Our friend Scott's skull was fractured, causing his brain to swell dangerously. All day, I could not stop thinking about another friend of ours, also from Oakland – Tristan Anderson. Tristan was also struck in the head with a tear gas canister, in the spring of 2009 in the West Bank, at a peaceful demonstration of Palestinians resisting the militarised annexation of their village's land. Tristan survived and is back in California with us, although he is still recovering from his life-endangering, life-changing injuries. Several Palestinians have been killed by these same tear gas canisters. "Less lethal" ammunition, these days, is a game of statistics.

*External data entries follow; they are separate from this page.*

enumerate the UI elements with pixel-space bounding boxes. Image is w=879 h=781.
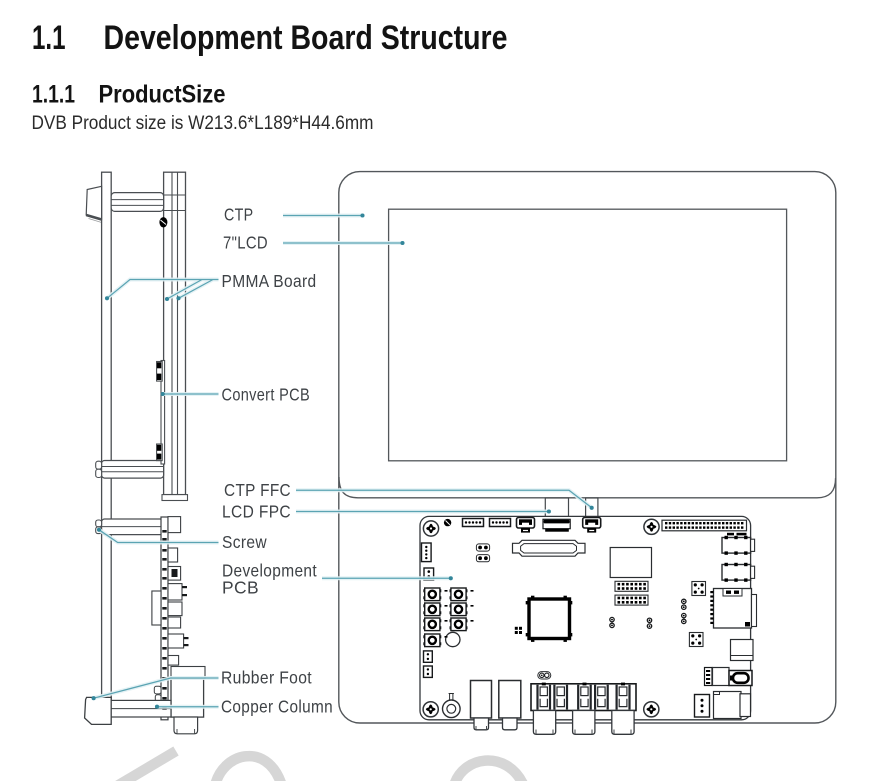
svg-text:LCD FPC: LCD FPC xyxy=(222,502,291,522)
svg-text:1.1: 1.1 xyxy=(32,19,66,57)
svg-text:CTP FFC: CTP FFC xyxy=(224,480,291,500)
svg-text:PMMA Board: PMMA Board xyxy=(222,271,317,291)
svg-text:Screw: Screw xyxy=(222,532,267,552)
svg-text:Convert PCB: Convert PCB xyxy=(222,385,311,405)
svg-text:CTP: CTP xyxy=(224,205,254,225)
svg-text:Rubber Foot: Rubber Foot xyxy=(221,668,312,688)
svg-text:Development Board Structure: Development Board Structure xyxy=(104,19,508,57)
svg-text:1.1.1: 1.1.1 xyxy=(32,81,75,109)
svg-text:ProductSize: ProductSize xyxy=(99,81,226,109)
svg-text:DVB Product size is W213.6*L18: DVB Product size is W213.6*L189*H44.6mm xyxy=(32,112,374,134)
svg-text:PCB: PCB xyxy=(222,578,259,598)
svg-text:Copper Column: Copper Column xyxy=(221,697,333,717)
svg-text:7"LCD: 7"LCD xyxy=(223,233,268,253)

The ammunition allegedly involved in both Scott's and Tristan's cases is manufactured by a Wyoming-based company called Defense Tech. Our tax dollars paid for both. Oakland claims it doesn't even have the money for its schools and libraries. We've heard the helicopters alone cost $833 an hour. How many hundreds of thousands of dollars were robbed from public services and city infrastructure in Oakland on 25 October, when 500 riot cops busted up Occupy Oakland for supposed "sanitation concerns", and then gassed and beat people for hours later that night? Priorities?

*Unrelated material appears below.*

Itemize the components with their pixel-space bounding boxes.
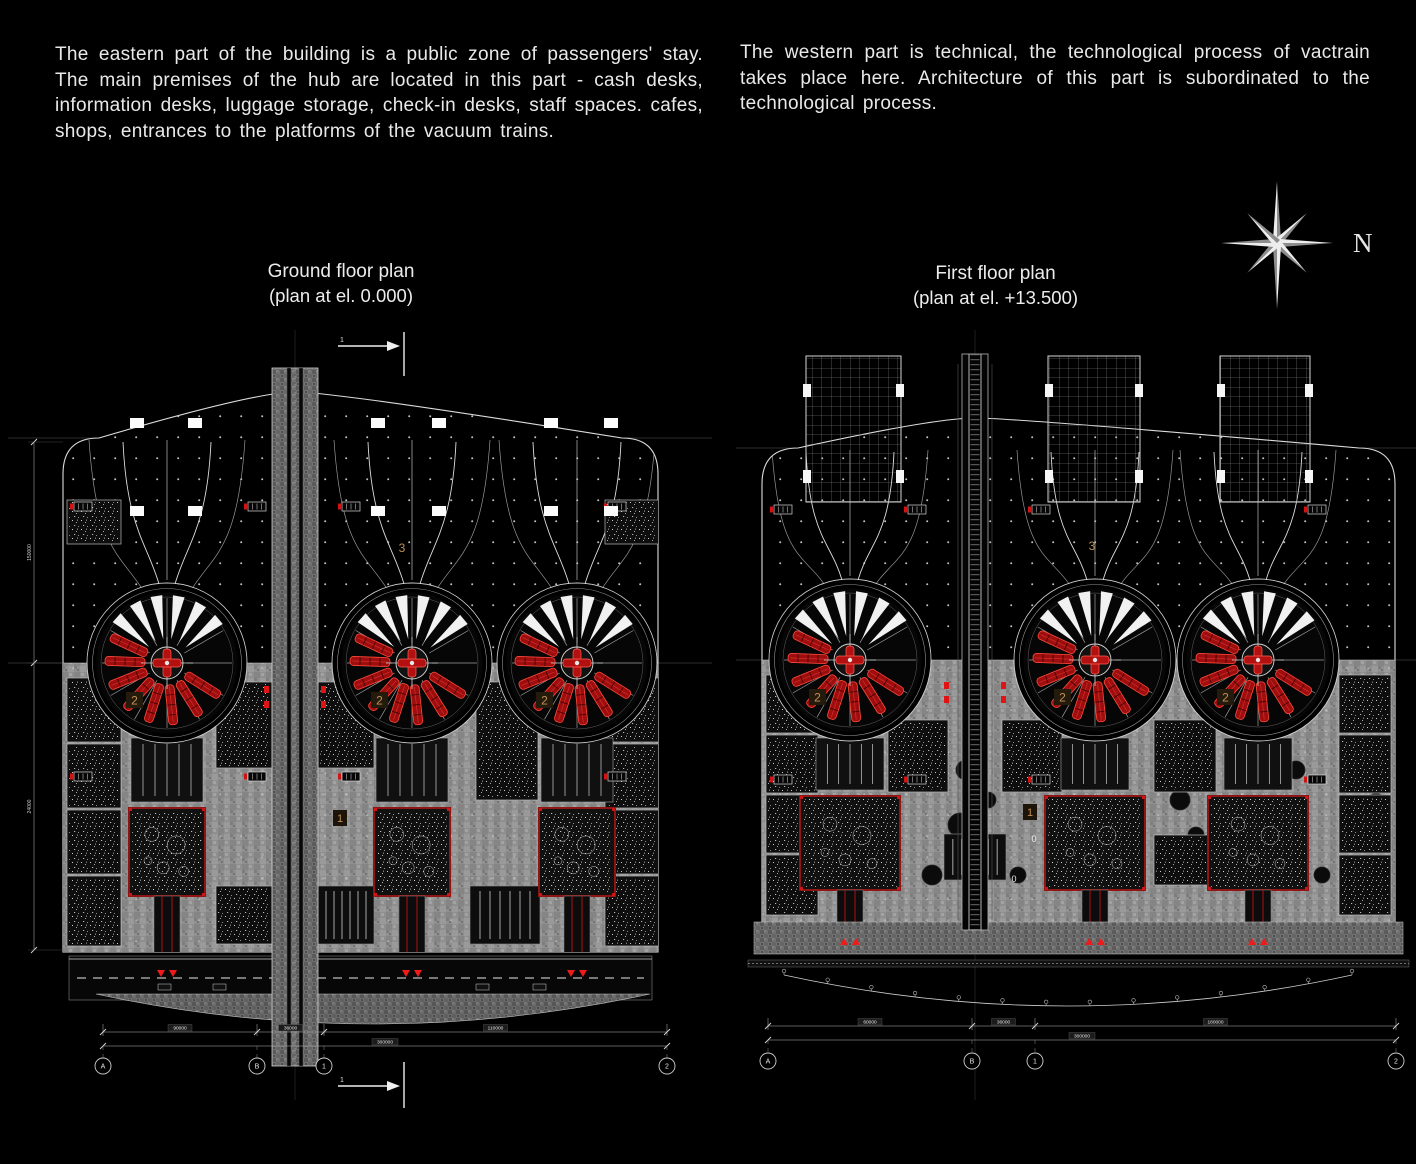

US taxpayers fund $3bn per year in military aid alone to Israel. We paid for the tear gas canister deaths of Bassem and Jawaher Abu Rahme, two of the unarmed Palestinians in Bil'in, the village where Tristan was almost killed. We paid for Scott Olsen to go to Iraq and participate in an occupation which he and many veterans have concluded is unjust, criminal and based on lies – then once he got home, we paid for the police tear gas ammunition to break up the protest in which he was so gravely injured.
Those war funds trickle up to the 1%, to companies that profit from war, including Defense Tech. We need not only to implement progressive taxation and stop corporate welfare, including the egregious bank bailouts, but we must redirect our taxed funds. That is why Scott Olsen was out on the streets, struck down while standing peacefully beside another antiwar veteran and fellow member of IVAW and Veterans for Peace. He was demonstrating with 2,000 community members of Occupy Oakland, defending this experiment in direct democracy, self-governance and equitable distribution.
Scott believes in the importance of the 99% Movement. He's spent most of the last few weeks at Occupy SF, while holding down his day job. He, like many military veterans, is seeking pathways to building true community safety. We need to stand together to show that violence will not break the powerful spirit of this movement. We need to defend the rights of veterans and everyone who has experienced trauma to heal from it. We need to stand for everyone's right to safety, to free assembly, for our right to build kitchens and community gardens, for our tax dollars to finally stop going to wars and start going to schools and healthcare.
Scott has mountains of medical bills that his community is quickly coming together to help with; otherwise, he will be yet another American sunk in endless medical debt.
Our struggle against the 1% here, while we are the 1% globally, is something our comrades around the world have been watching and waiting for. Now, they are cheering us on – because they need us to triumph. We seek to end US empire and a transition to a different set of values. We do this in honor of Scott, of other victims of police violence and military occupations, and of the economic violence of the 1%.